No one, I mean no one, has done more to help me see into the world of pro bike racing than Samuel Abt, the legendary cycling correspondent for The New York Times and the International Herald Tribune. In books such as: Off to the Races – 25 Years of Cycling Journalism; Up the Road – Cycling’s Modern Era from LeMond to Armstrong; A Season in Turmoil and Tour de France – Three Weeks to Glory, Abt collects his daily newspaper missives into wild and nuanced pastiches of the Euro racing life.
He gives voice to directeurs sportif, soigneurs, race organizers, the mayors of towns dying to have the major races grace them with their spiritual and monetary beneficence, as well as the riders, both legendary and journeymen, who animate the races. He describes the weather, the food, the farms and mountains. He is a writer, like John McPhee or Studs Terkel, who tells a story through the accumulation of minutely observed detail.
From an article called “When Autumn Comes” in Up the Road, Abt writes:
“Out in the countryside of France, the fields are brown and barren, their corn long harvested and the stalks chopped down for fodder. Until the stubble is plowed under when winter wheat is planted, the landscape is bleak and the air full of despair.
“For professional bicycle riders, April is not the cruelest month. Far from it. In April, hopes for a successful season are as green as the shoots just then starting to push through the fields that the riders pass in their early races. The cruelest month is really October, when the nine-month racing season ends and the riders finally know what they have failed to accomplish.”
From the introduction to Off to the Races:
“Far up the road, spectators had already jammed the switchback curves of Alpe d’Huez. The police finally gave up trying to estimate the size of the crowd and could only say it was more than the usual 300,000 to 400,000 who waited each year for the bicycle riders in the Tour de France to climb the peak. This Sunday morning in July, while the sun burned off traces of fog in the valley and melted a bit of the glaciers permanently atop the French Alps, the crowd was waiting for one rider. “Allez, Simon,” the banners said.

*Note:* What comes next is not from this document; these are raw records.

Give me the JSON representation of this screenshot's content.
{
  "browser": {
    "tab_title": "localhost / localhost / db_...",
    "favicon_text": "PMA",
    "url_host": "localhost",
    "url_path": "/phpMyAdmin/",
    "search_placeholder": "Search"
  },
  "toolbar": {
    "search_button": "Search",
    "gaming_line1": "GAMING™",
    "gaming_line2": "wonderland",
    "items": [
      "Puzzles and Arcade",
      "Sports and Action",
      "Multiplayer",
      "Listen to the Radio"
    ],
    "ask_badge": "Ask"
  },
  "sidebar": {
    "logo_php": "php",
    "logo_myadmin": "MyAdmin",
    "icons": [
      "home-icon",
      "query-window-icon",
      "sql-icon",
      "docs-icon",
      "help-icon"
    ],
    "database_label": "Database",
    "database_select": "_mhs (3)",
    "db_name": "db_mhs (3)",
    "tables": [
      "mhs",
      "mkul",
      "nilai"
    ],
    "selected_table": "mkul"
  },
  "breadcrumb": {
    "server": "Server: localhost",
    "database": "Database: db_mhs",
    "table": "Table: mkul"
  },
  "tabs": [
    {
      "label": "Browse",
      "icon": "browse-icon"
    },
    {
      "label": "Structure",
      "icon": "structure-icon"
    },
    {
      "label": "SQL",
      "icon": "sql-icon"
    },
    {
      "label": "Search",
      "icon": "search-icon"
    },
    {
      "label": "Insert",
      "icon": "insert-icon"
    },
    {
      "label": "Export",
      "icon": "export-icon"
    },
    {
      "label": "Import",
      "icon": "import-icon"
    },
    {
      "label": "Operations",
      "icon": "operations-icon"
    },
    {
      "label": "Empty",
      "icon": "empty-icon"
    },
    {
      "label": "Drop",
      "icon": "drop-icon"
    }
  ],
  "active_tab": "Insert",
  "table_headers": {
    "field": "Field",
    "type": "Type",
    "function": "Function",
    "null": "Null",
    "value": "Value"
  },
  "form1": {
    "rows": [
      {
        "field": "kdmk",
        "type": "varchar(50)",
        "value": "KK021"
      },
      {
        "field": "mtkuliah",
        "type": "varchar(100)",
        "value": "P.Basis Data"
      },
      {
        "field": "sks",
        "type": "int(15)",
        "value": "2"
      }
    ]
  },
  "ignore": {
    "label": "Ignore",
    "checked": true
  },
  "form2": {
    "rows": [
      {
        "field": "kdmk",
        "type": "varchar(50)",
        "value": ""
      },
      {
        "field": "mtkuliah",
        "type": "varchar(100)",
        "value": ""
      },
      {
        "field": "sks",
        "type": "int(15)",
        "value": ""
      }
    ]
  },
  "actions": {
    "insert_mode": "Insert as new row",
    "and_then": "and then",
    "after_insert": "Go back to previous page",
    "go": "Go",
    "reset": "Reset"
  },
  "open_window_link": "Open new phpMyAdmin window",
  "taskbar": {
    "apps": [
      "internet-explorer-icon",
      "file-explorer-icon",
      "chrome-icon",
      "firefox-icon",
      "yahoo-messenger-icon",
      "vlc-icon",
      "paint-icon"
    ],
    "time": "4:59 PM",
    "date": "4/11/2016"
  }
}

But by then it was over.”
I have read the biographies, Anquetil, Merckx, Pantani, et. al., and I have read the various histories, and almost without exception I have enjoyed them, but no books have brought me to Europe to smell the dust of the hot French summer or feel the ice cold Belgian rain quite like Abt’s have.

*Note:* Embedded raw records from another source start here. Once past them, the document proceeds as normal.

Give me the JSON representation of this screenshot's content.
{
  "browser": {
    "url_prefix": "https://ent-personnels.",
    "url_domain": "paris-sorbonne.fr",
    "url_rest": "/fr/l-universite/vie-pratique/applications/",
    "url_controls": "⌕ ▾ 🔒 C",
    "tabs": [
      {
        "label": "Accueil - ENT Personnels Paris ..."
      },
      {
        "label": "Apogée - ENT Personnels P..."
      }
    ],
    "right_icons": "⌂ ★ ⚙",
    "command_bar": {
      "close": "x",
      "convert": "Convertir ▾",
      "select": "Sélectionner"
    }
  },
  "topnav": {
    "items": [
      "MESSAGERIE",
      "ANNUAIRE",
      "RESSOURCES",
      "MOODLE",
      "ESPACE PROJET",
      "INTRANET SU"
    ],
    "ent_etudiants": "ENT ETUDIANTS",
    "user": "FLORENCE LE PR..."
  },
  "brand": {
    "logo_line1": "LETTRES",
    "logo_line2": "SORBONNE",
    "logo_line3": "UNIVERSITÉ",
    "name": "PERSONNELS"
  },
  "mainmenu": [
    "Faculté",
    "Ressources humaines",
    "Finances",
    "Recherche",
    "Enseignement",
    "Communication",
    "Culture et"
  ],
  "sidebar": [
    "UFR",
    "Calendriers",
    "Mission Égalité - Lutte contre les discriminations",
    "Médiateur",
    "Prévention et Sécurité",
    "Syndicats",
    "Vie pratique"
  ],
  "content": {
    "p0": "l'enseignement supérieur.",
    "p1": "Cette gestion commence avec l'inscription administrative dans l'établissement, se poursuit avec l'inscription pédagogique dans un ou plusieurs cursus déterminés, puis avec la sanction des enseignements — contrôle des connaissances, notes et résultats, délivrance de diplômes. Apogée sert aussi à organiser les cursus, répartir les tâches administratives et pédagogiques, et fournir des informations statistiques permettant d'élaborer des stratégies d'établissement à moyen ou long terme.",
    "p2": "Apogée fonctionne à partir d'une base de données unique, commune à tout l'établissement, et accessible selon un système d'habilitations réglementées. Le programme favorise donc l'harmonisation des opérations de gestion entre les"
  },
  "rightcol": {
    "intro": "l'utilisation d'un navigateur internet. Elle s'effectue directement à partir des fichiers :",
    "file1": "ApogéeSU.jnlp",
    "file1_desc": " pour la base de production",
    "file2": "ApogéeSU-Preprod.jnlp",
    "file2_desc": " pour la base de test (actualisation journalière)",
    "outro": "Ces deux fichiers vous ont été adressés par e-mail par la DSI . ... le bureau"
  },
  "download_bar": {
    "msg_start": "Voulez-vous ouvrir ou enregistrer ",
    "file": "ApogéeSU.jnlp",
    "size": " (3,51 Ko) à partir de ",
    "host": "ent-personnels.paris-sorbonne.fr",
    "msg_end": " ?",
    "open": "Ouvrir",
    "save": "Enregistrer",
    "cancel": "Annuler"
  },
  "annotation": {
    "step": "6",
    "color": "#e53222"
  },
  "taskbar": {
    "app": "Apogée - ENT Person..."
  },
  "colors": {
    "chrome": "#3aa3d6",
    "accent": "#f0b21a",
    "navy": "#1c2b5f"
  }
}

These collections of his writings also serve as charming reminders of how the superstars saw the world before they were superstars. Here we find one Lance Armstrong, in 1993, talking about Miguel Indurain, from Up the Road:
‘“He’s got a super attitude,” he said. “He’s not obnoxious, he’s quiet, he respects the other riders, he never fusses. He’s so mild-mannered. I really like him.”
“So much so that the 29-year-old Spaniard seems to have become a role model for the likeable and sensitive Armstrong, who has occasionally been considered brash. “I still have a temper and an attitude sometimes,” he confessed.

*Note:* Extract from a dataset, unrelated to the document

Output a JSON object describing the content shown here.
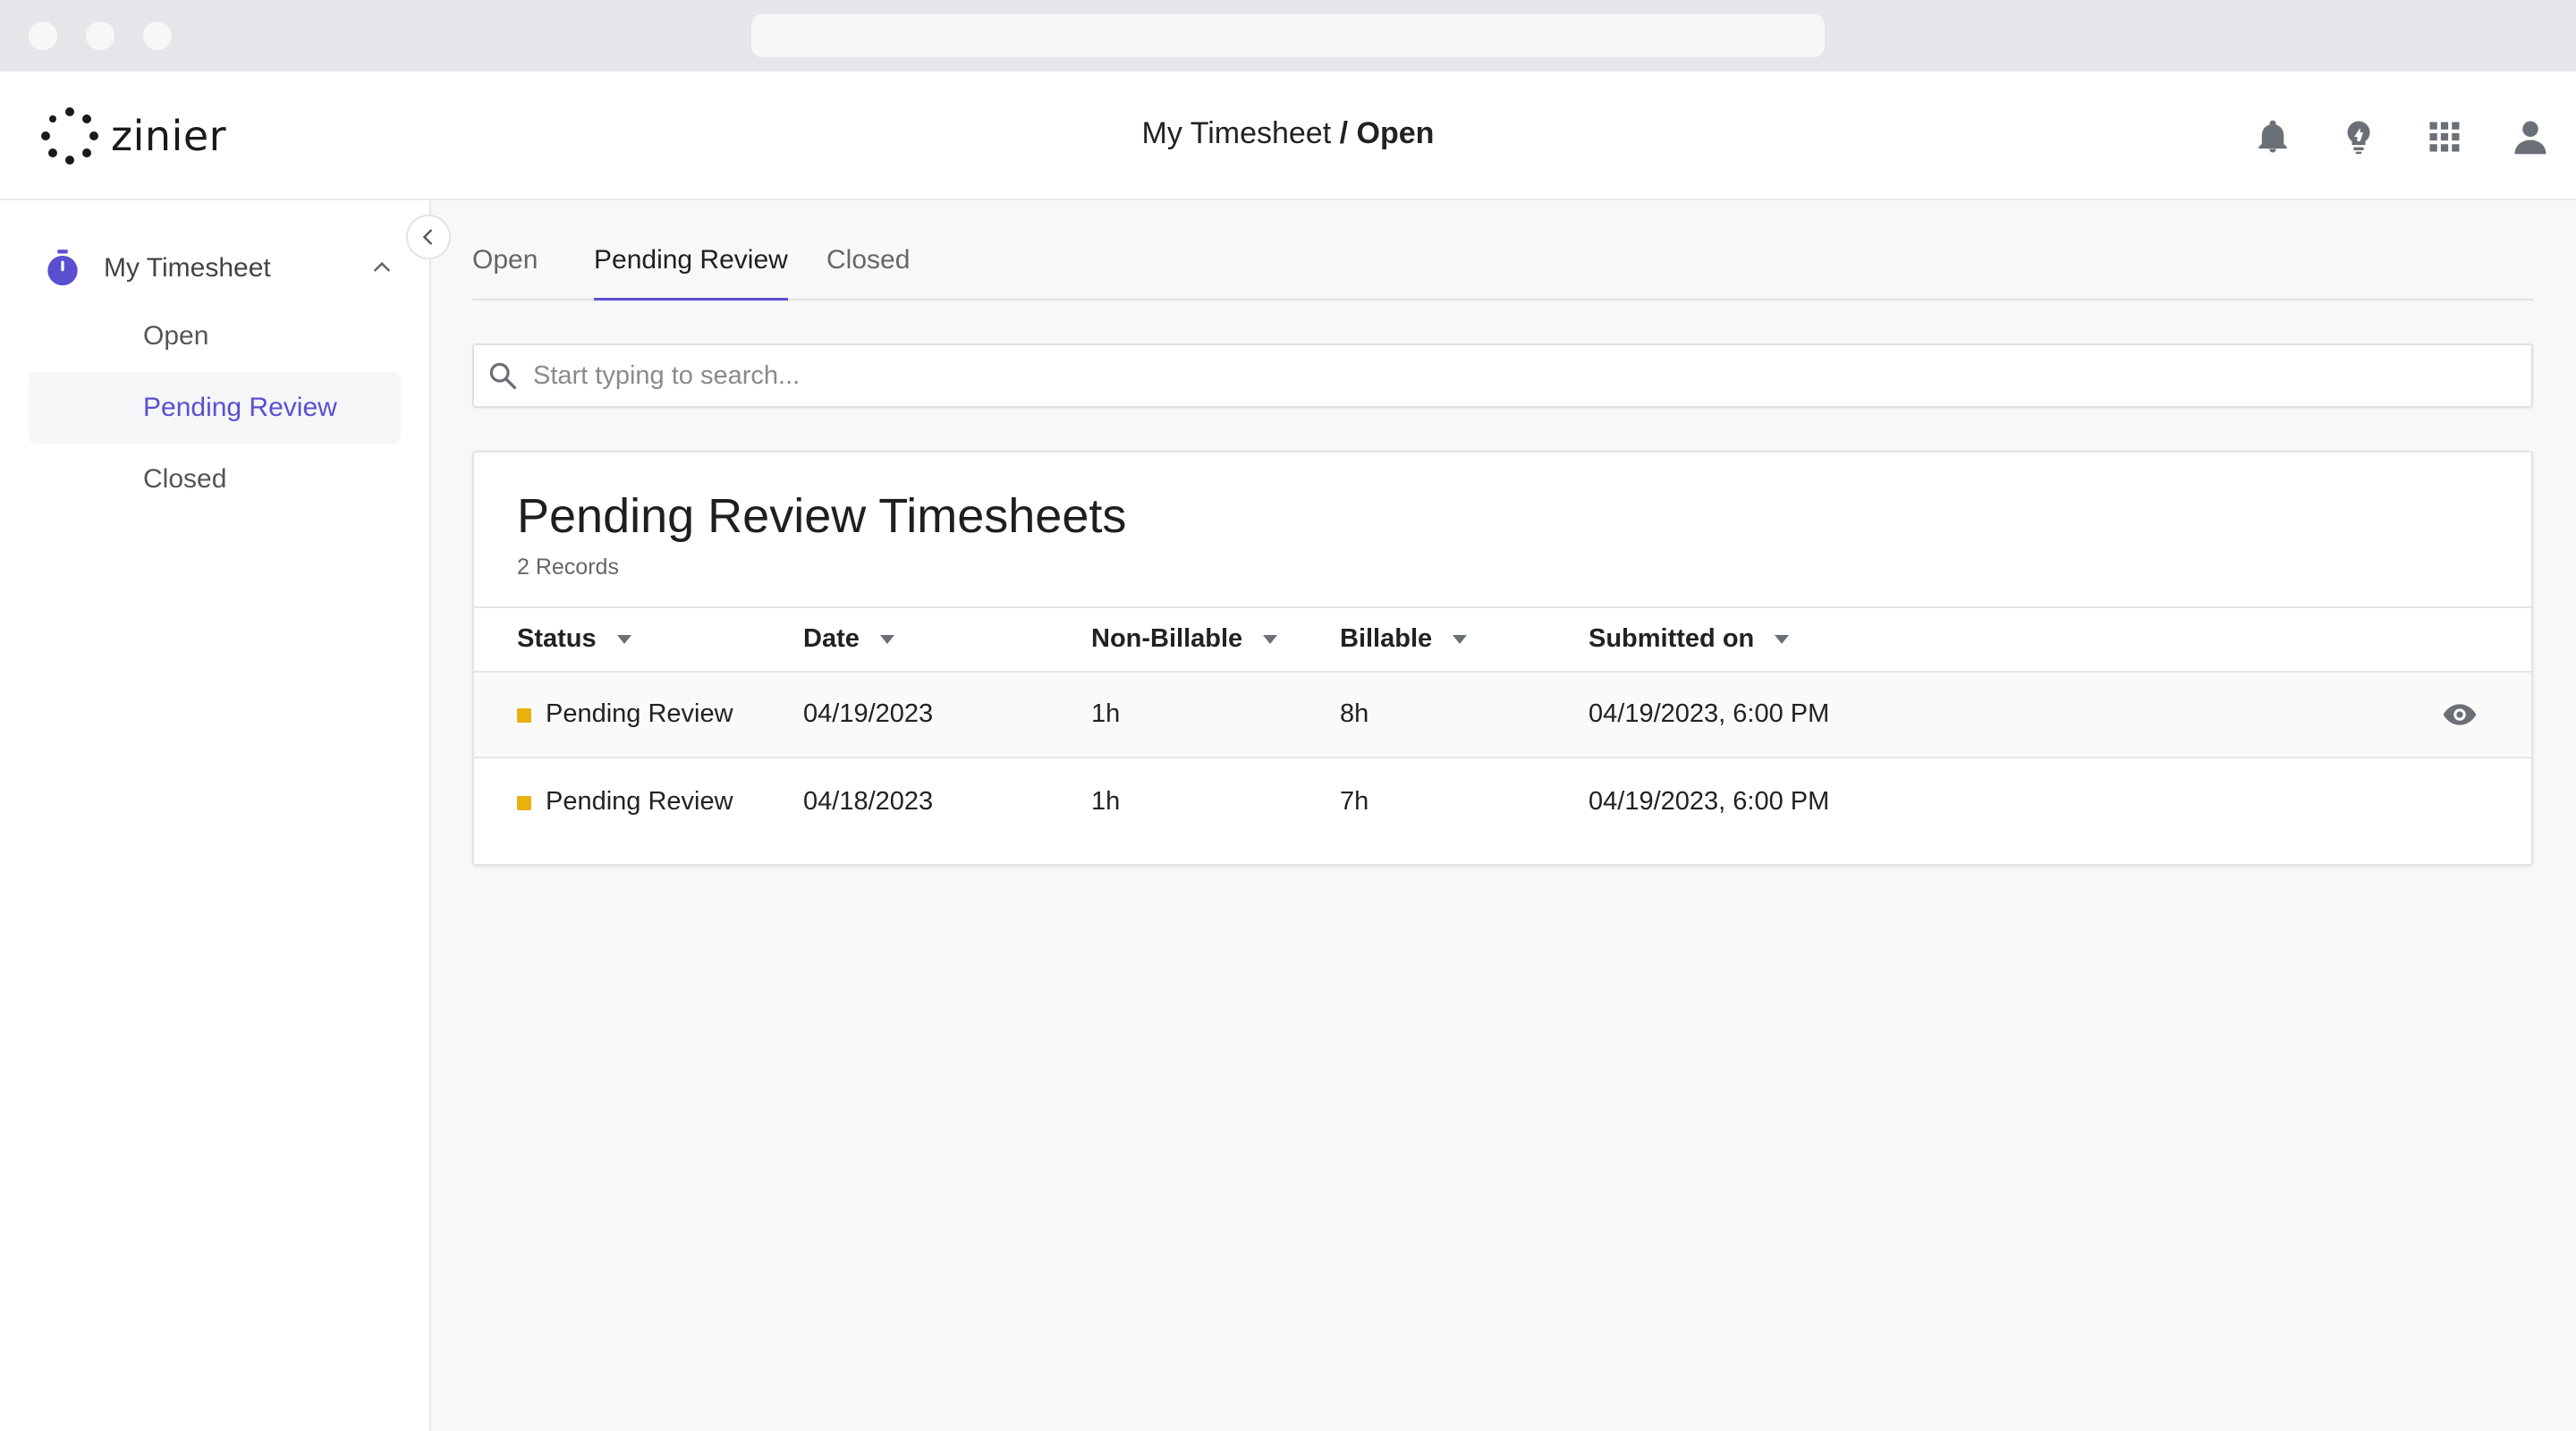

“I wouldn’t mind molding myself into his sort of character,” he said. “Really quiet, just goes about his business.”’
You may watch Versus on your American television. You may steal a Eurosport feed from some Internet backwater. You may stand by the early season roadside in California, waiting for the peloton to streak by, but short of spending a season in Europe (a luxury I’ve never been able to indulge) it’s very hard to get the flavor of the sport. In this sense, if Paris Roubaix is a dish, Sam Abt is an able chef, translating that uniquely Franco-Belgian treat for an American palette.
Thanks to Da Robot of the Bottom Bracket Blog for this appreciation.